L’IRIS‑T de Diehl est décliné en SLS de 12 km de portée et de 6 km d’altitude et en SLM. Si ce dernier atteint 40 km de portée et 20 km d’altitude, c’est aussi parce que le missile est différent, avec une section de propulsion plus large et une liaison de données pour la première partie du vol. Le capteur infrarouge utilisé pour l’interception est protégé durant le vol par un cône réduisant la traînée et améliorant les performances. Le SLS peut être utilisé depuis un TELAR (Transporter-erector-launcher and radar) comme le BvS10 doté d’un radar Giraffe‑1, mais le SLM nécessite des radars plus lourds comme le Ground Master 200 ou le TRML‑4D. Un IRIS‑T SLX est en cours de développement, avec une portée passant cette fois à 80 km pour une altitude de 30 km. Le bilan commercial du système est bon, du fait de son succès opérationnel en Ukraine, mais aussi de son inclusion dans l’European sky shield initiative allemande (5). Six pays ont commandé ou reçu des SLS (6) et onze des SLM (7). L’IRIS‑T est par ailleurs intégré, avec l’AIM‑9, sur le NOMADS commandé par la Norvège et les Pays-Bas… avec un système C2 issu du NASAMS.
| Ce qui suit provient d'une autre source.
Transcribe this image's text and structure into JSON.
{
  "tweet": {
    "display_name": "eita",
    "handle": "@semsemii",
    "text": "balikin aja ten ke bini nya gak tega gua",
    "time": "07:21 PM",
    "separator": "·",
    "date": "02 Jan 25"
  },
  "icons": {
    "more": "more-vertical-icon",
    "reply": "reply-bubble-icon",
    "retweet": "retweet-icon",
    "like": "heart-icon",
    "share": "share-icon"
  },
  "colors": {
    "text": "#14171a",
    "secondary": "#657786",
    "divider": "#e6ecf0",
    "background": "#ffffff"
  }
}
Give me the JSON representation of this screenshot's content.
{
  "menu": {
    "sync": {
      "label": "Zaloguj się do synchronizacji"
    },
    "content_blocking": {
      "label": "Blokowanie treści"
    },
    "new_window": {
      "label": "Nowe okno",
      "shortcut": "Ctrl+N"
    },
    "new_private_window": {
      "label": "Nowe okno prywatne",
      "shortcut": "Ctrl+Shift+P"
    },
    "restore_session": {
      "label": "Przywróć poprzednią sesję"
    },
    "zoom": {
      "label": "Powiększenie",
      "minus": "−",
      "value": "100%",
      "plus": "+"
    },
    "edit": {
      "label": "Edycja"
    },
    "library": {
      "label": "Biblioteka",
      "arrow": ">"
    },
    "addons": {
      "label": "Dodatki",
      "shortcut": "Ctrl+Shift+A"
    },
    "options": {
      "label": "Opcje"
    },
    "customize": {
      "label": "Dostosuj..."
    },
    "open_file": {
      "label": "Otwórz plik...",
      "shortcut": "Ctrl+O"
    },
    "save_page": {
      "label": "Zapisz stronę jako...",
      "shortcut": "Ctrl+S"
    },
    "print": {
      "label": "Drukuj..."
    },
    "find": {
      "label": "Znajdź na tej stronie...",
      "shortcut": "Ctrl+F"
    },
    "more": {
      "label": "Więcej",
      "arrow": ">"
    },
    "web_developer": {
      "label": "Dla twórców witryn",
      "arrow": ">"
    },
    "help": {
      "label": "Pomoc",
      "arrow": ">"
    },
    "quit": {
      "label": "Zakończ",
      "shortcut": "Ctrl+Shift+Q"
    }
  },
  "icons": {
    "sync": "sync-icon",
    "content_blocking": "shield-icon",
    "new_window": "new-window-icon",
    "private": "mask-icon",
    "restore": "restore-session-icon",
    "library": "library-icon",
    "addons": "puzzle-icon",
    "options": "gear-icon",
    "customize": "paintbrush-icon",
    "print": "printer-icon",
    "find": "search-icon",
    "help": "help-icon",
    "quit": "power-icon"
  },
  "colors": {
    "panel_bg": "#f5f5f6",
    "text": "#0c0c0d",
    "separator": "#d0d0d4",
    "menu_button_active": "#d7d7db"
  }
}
Le CAMM diffère un peu : si l’ASRAAM (Advanced short-range air-to-air missile) est bien sa base, l’autodirecteur et l’électronique embarquée sont de nouvelle génération. Il a d’abord été destiné à fournir un équivalent à l’ESSM dans le cadre du programme Sea Ceptor, avec 25 km de portée et une altitude maximale d’interception de 10 km et a été choisi par huit pays en plus du Royaume-­Uni (8). Dans le cadre du Land Ceptor/Sky Sabre, destiné à la British Army, il est intégré sur des lanceurs à huit cellules et est couplé avec un radar Giraffe. Les 22 batteries commandées par la Pologne, seul client export, dans le cadre du programme Narew en sont proches. La prochaine étape pour le programme est la mise au point, en cours avec l’Italie, du CAMM‑ER, significativement plus lourd (160 kg contre 99), mais dont la portée passe à 45 km. Il remplacera à terme les Aspide et Skyguard en service en Italie, et un partenariat de production a déjà été conclu avec la Pologne. Un CAMM‑MR, de 100 km de portée, est en cours de conception avec la Pologne.